- 発行日 :
- 自治体名 : 大分県竹田市
- 広報紙名 : 広報たけた 2025年12月 NO.249
岡藩3代藩主・中川久清を主人公にした時代小説『登山大名』(日本経済新聞出版)の著者・諸田玲子さんをお迎えし、10月12日に講演会、13日にはギャラリートークが開催されました。
■久清公ゆかりの地「久住」で開催
講演会は、久清公ゆかりの地である久住町で開催され、会場となった久住高原ホテルには市内外から約100人が来場しました。講演では、諸田さんの作品執筆のきっかけや、中川久清公への思い、『登山大名』という題名の誕生秘話など、ここでしか聞けない貴重なエピソードが語られ、来場者は熱心に耳を傾けていました。
■諸田玲子さんと土居市長ギャラリートーク開催
13日には、竹田市歴史文化館・由学館にてギャラリートークを開催。同館で開催されていた、企画展「中川久清の時代と『登山大名』の世界展」を観覧後に、諸田さんと土居市長が登壇し、中川久清公の人物像や小説の背景について語り合いました。諸田さんが語った思いの一部をご紹介します。
▽中川久清公を小説の主人公とした理由は?
九州には縁がなく、当初はまったく知らない人物でしたが、竹田市出身の大学の先輩から、竹田のキリシタンの面白さを教えてもらい、訪ねてみたのがきっかけです。調べていくうちに中川久清という人物は謎が多く、「このお殿さまはいったい何者なのだろう」と興味が尽きませんでした。なぜ大船山を愛し、お墓まで築いたのか。その心に迫らないと書けないと思い、コロナ収束後、真っ先に大船山に登ったときに物語の構想が浮かびました。

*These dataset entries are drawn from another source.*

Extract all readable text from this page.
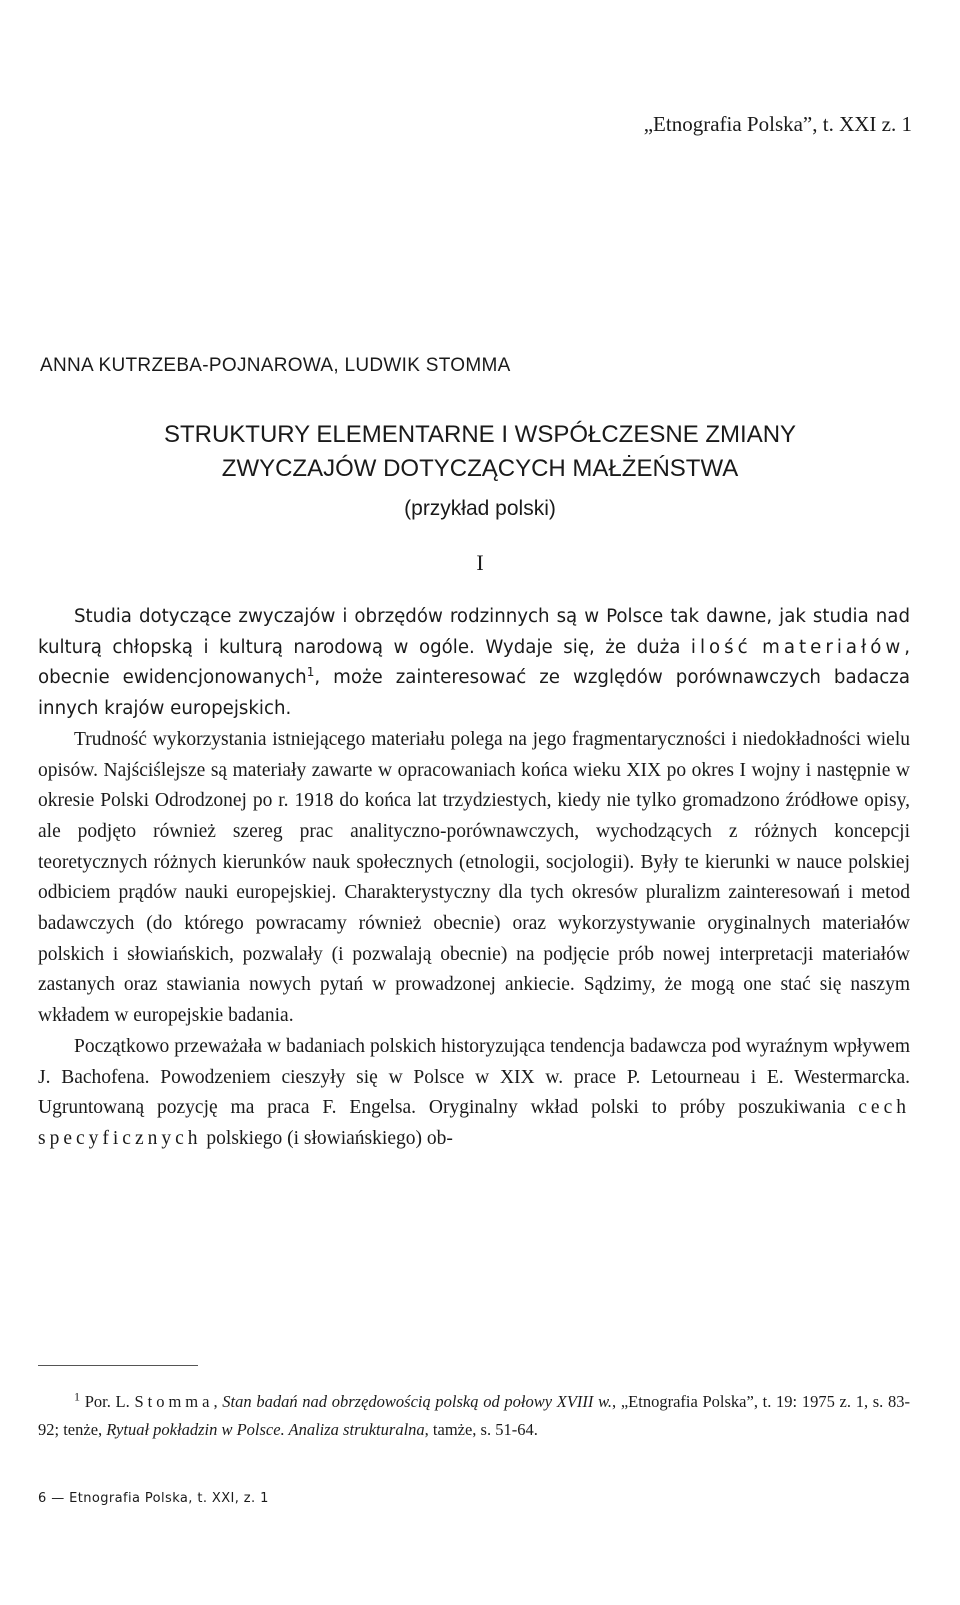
„Etnografia Polska”, t. XXI z. 1
ANNA KUTRZEBA-POJNAROWA, LUDWIK STOMMA
STRUKTURY ELEMENTARNE I WSPÓŁCZESNE ZMIANY
ZWYCZAJÓW DOTYCZĄCYCH MAŁŻEŃSTWA
(przykład polski)
I

Studia dotyczące zwyczajów i obrzędów rodzinnych są w Polsce tak dawne, jak studia nad kulturą chłopską i kulturą narodową w ogóle. Wydaje się, że duża ilość materiałów, obecnie ewidencjonowanych$^1$, może zainteresować ze względów porównawczych badacza innych krajów europejskich.

Trudność wykorzystania istniejącego materiału polega na jego fragmentaryczności i niedokładności wielu opisów. Najściślejsze są materiały zawarte w opracowaniach końca wieku XIX po okres I wojny i następnie w okresie Polski Odrodzonej po r. 1918 do końca lat trzydziestych, kiedy nie tylko gromadzono źródłowe opisy, ale podjęto również szereg prac analityczno-porównawczych, wychodzących z różnych koncepcji teoretycznych różnych kierunków nauk społecznych (etnologii, socjologii). Były te kierunki w nauce polskiej odbiciem prądów nauki europejskiej. Charakterystyczny dla tych okresów pluralizm zainteresowań i metod badawczych (do którego powracamy również obecnie) oraz wykorzystywanie oryginalnych materiałów polskich i słowiańskich, pozwalały (i pozwalają obecnie) na podjęcie prób nowej interpretacji materiałów zastanych oraz stawiania nowych pytań w prowadzonej ankiecie. Sądzimy, że mogą one stać się naszym wkładem w europejskie badania.

Początkowo przeważała w badaniach polskich historyzująca tendencja badawcza pod wyraźnym wpływem J. Bachofena. Powodzeniem cieszyły się w Polsce w XIX w. prace P. Letourneau i E. Westermarcka. Ugruntowaną pozycję ma praca F. Engelsa. Oryginalny wkład polski to próby poszukiwania cech specyficznych polskiego (i słowiańskiego) ob-

$^1$ Por. L. Stomma, Stan badań nad obrzędowością polską od połowy XVIII w., „Etnografia Polska”, t. 19: 1975 z. 1, s. 83-92; tenże, Rytuał pokładzin w Polsce. Analiza strukturalna, tamże, s. 51-64.

6 — Etnografia Polska, t. XXI, z. 1
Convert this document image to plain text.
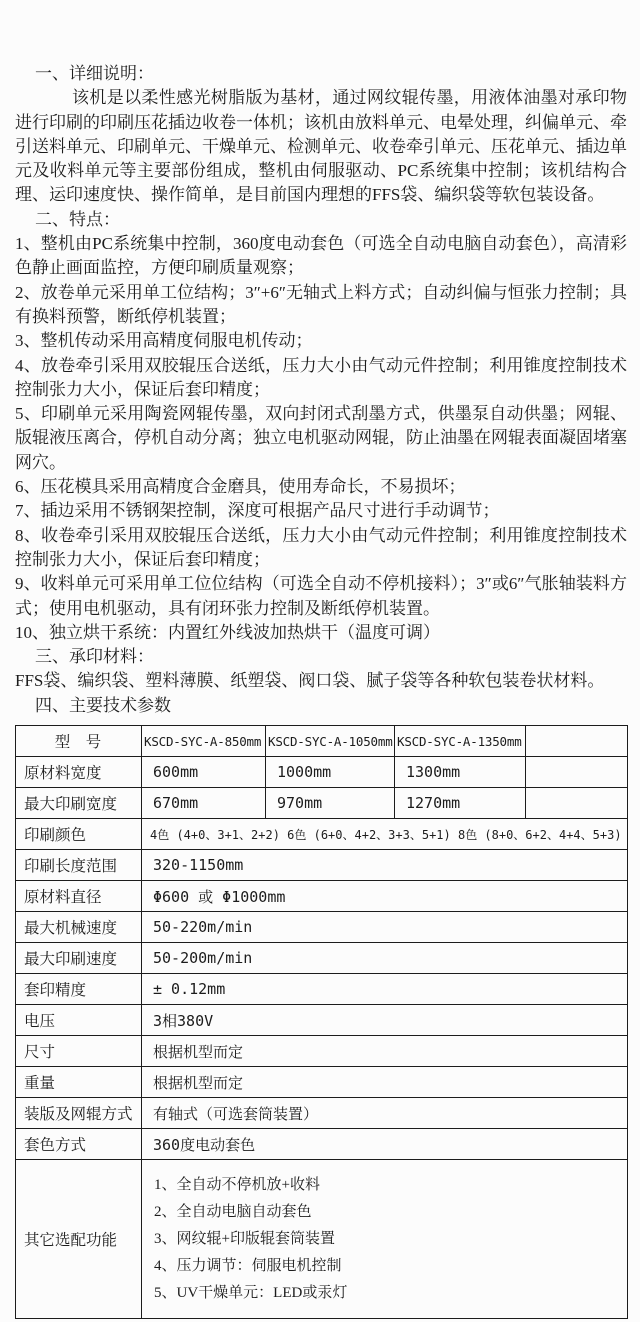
一、详细说明：
该机是以柔性感光树脂版为基材，通过网纹辊传墨，用液体油墨对承印物进行印刷的印刷压花插边收卷一体机；该机由放料单元、电晕处理，纠偏单元、牵引送料单元、印刷单元、干燥单元、检测单元、收卷牵引单元、压花单元、插边单元及收料单元等主要部份组成，整机由伺服驱动、PC系统集中控制；该机结构合理、运印速度快、操作简单，是目前国内理想的FFS袋、编织袋等软包装设备。
二、特点：
1、整机由PC系统集中控制，360度电动套色（可选全自动电脑自动套色），高清彩色静止画面监控，方便印刷质量观察；
2、放卷单元采用单工位结构；3″+6″无轴式上料方式；自动纠偏与恒张力控制；具有换料预警，断纸停机装置；
3、整机传动采用高精度伺服电机传动；
4、放卷牵引采用双胶辊压合送纸，压力大小由气动元件控制；利用锥度控制技术控制张力大小，保证后套印精度；
5、印刷单元采用陶瓷网辊传墨，双向封闭式刮墨方式，供墨泵自动供墨；网辊、版辊液压离合，停机自动分离；独立电机驱动网辊，防止油墨在网辊表面凝固堵塞网穴。
6、压花模具采用高精度合金磨具，使用寿命长，不易损坏；
7、插边采用不锈钢架控制，深度可根据产品尺寸进行手动调节；
8、收卷牵引采用双胶辊压合送纸，压力大小由气动元件控制；利用锥度控制技术控制张力大小，保证后套印精度；
9、收料单元可采用单工位位结构（可选全自动不停机接料）；3″或6″气胀轴装料方式；使用电机驱动，具有闭环张力控制及断纸停机装置。
10、独立烘干系统：内置红外线波加热烘干（温度可调）
三、承印材料：
FFS袋、编织袋、塑料薄膜、纸塑袋、阀口袋、腻子袋等各种软包装卷状材料。
四、主要技术参数
型　号	KSCD-SYC-A-850mm	KSCD-SYC-A-1050mm	KSCD-SYC-A-1350mm	
原材料宽度	600mm	1000mm	1300mm	
最大印刷宽度	670mm	970mm	1270mm	
印刷颜色	4色 (4+0、3+1、2+2) 6色 (6+0、4+2、3+3、5+1) 8色 (8+0、6+2、4+4、5+3)			
印刷长度范围	320-1150mm			
原材料直径	Φ600 或 Φ1000mm			
最大机械速度	50-220m/min			
最大印刷速度	50-200m/min			
套印精度	± 0.12mm			
电压	3相380V			
尺寸	根据机型而定			
重量	根据机型而定			
装版及网辊方式	有轴式（可选套筒装置）			
套色方式	360度电动套色			
其它选配功能	1、全自动不停机放+收料
2、全自动电脑自动套色
3、网纹辊+印版辊套筒装置
4、压力调节：伺服电机控制
5、UV干燥单元：LED或汞灯			
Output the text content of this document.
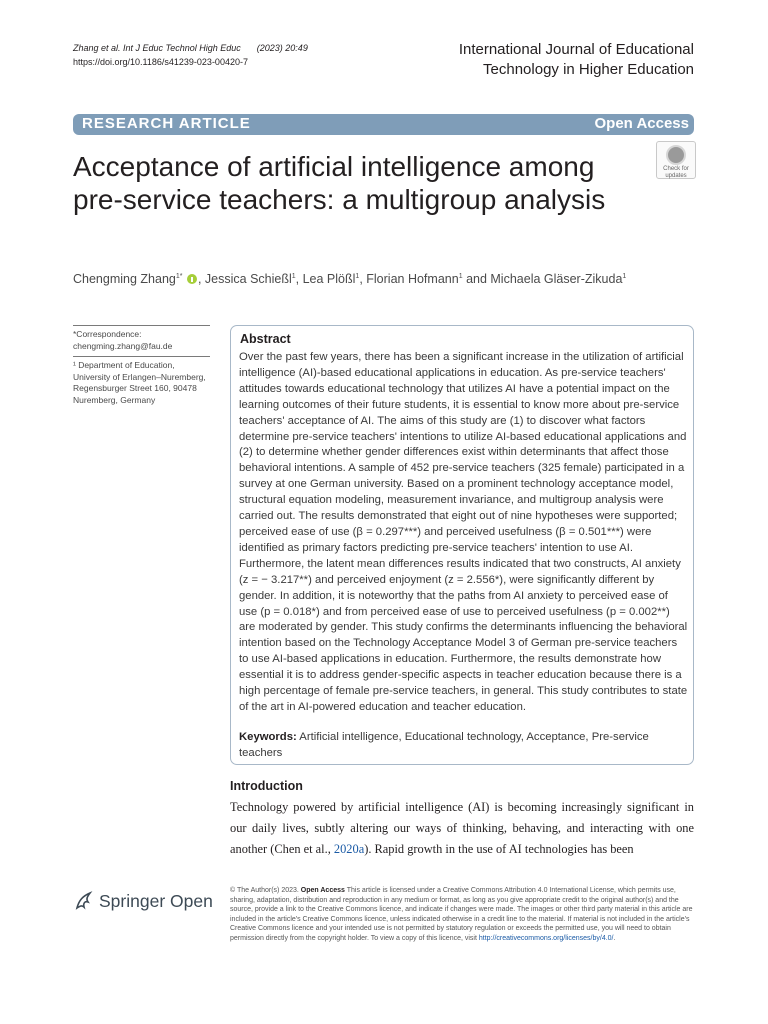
Zhang et al. Int J Educ Technol High Educ (2023) 20:49
https://doi.org/10.1186/s41239-023-00420-7
International Journal of Educational
Technology in Higher Education
RESEARCH ARTICLE	Open Access
Check for
updates
Acceptance of artificial intelligence among pre-service teachers: a multigroup analysis
Chengming Zhang$^{1*}$ , Jessica Schießl$^1$, Lea Plößl$^1$, Florian Hofmann$^1$ and Michaela Gläser-Zikuda$^1$
*Correspondence:
chengming.zhang@fau.de
¹ Department of Education, University of Erlangen–Nuremberg, Regensburger Street 160, 90478 Nuremberg, Germany
Abstract
Over the past few years, there has been a significant increase in the utilization of artificial intelligence (AI)-based educational applications in education. As pre-service teachers' attitudes towards educational technology that utilizes AI have a potential impact on the learning outcomes of their future students, it is essential to know more about pre-service teachers' acceptance of AI. The aims of this study are (1) to discover what factors determine pre-service teachers' intentions to utilize AI-based educational applications and (2) to determine whether gender differences exist within determinants that affect those behavioral intentions. A sample of 452 pre-service teachers (325 female) participated in a survey at one German university. Based on a prominent technology acceptance model, structural equation modeling, measurement invariance, and multigroup analysis were carried out. The results demonstrated that eight out of nine hypotheses were supported; perceived ease of use (β = 0.297***) and perceived usefulness (β = 0.501***) were identified as primary factors predicting pre-service teachers' intention to use AI. Furthermore, the latent mean differences results indicated that two constructs, AI anxiety (z = − 3.217**) and perceived enjoyment (z = 2.556*), were significantly different by gender. In addition, it is noteworthy that the paths from AI anxiety to perceived ease of use (p = 0.018*) and from perceived ease of use to perceived usefulness (p = 0.002**) are moderated by gender. This study confirms the determinants influencing the behavioral intention based on the Technology Acceptance Model 3 of German pre-service teachers to use AI-based applications in education. Furthermore, the results demonstrate how essential it is to address gender-specific aspects in teacher education because there is a high percentage of female pre-service teachers, in general. This study contributes to state of the art in AI-powered education and teacher education.
Keywords: Artificial intelligence, Educational technology, Acceptance, Pre-service teachers
Introduction
Technology powered by artificial intelligence (AI) is becoming increasingly significant in our daily lives, subtly altering our ways of thinking, behaving, and interacting with one another (Chen et al., 2020a). Rapid growth in the use of AI technologies has been
Springer Open
© The Author(s) 2023. Open Access This article is licensed under a Creative Commons Attribution 4.0 International License, which permits use, sharing, adaptation, distribution and reproduction in any medium or format, as long as you give appropriate credit to the original author(s) and the source, provide a link to the Creative Commons licence, and indicate if changes were made. The images or other third party material in this article are included in the article's Creative Commons licence, unless indicated otherwise in a credit line to the material. If material is not included in the article's Creative Commons licence and your intended use is not permitted by statutory regulation or exceeds the permitted use, you will need to obtain permission directly from the copyright holder. To view a copy of this licence, visit http://creativecommons.org/licenses/by/4.0/.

▽存命中に描かせた肖像画に、一緒に詠まれている和歌についてどのように感じますか?
[和歌]
「もとむべき かくれがもなし おのづから 山よりおくの山を心に」
「しずかには 住えましとは おもへども山より 山のおくをたづねん」
この和歌は小説にも取り込んでいます。久清公の時代は、江戸時代初期のまだまだ混乱期であった時代で、江戸や京都などから離れ山々に囲まれた岡藩に集まった、さまざまな人を“自分が守るのだ”、“理想郷を作るのだ”といった志を感じ取りました。こうした志を感じ、久清公を益々好きになっていきました。
▽展示を見ての印象は?
肖像画の「目」が、とても印象的でした。なぜ、あのような目を描かせたのか。何かを語りかけてくるように感じる目がとても魅力的でした。
土居市長は最後に、「地方創生のきっかけとして『登山大名』を活かし、竹田市を盛り上げていきたい。すでに入山公廟ツアーなどで全国から多くの方が訪れており、小説ツーリズムは始まっている。今後も積極的に発信していきたい」と述べました。
小説『登山大名』(日本経済新聞出版)は、今年10月に上下2巻の単行本として出版されています。竹田市立図書館でも貸し出しをしていますので、ぜひお読みください。
■岡藩3代藩主・中川久清
岡藩中興の英主とも称され、城原井路を造るなど、藩政の改革を行った人物。一方で「入山」と号し、大船山に人馬鞍を活用して登山し、自身の墓所も建てている。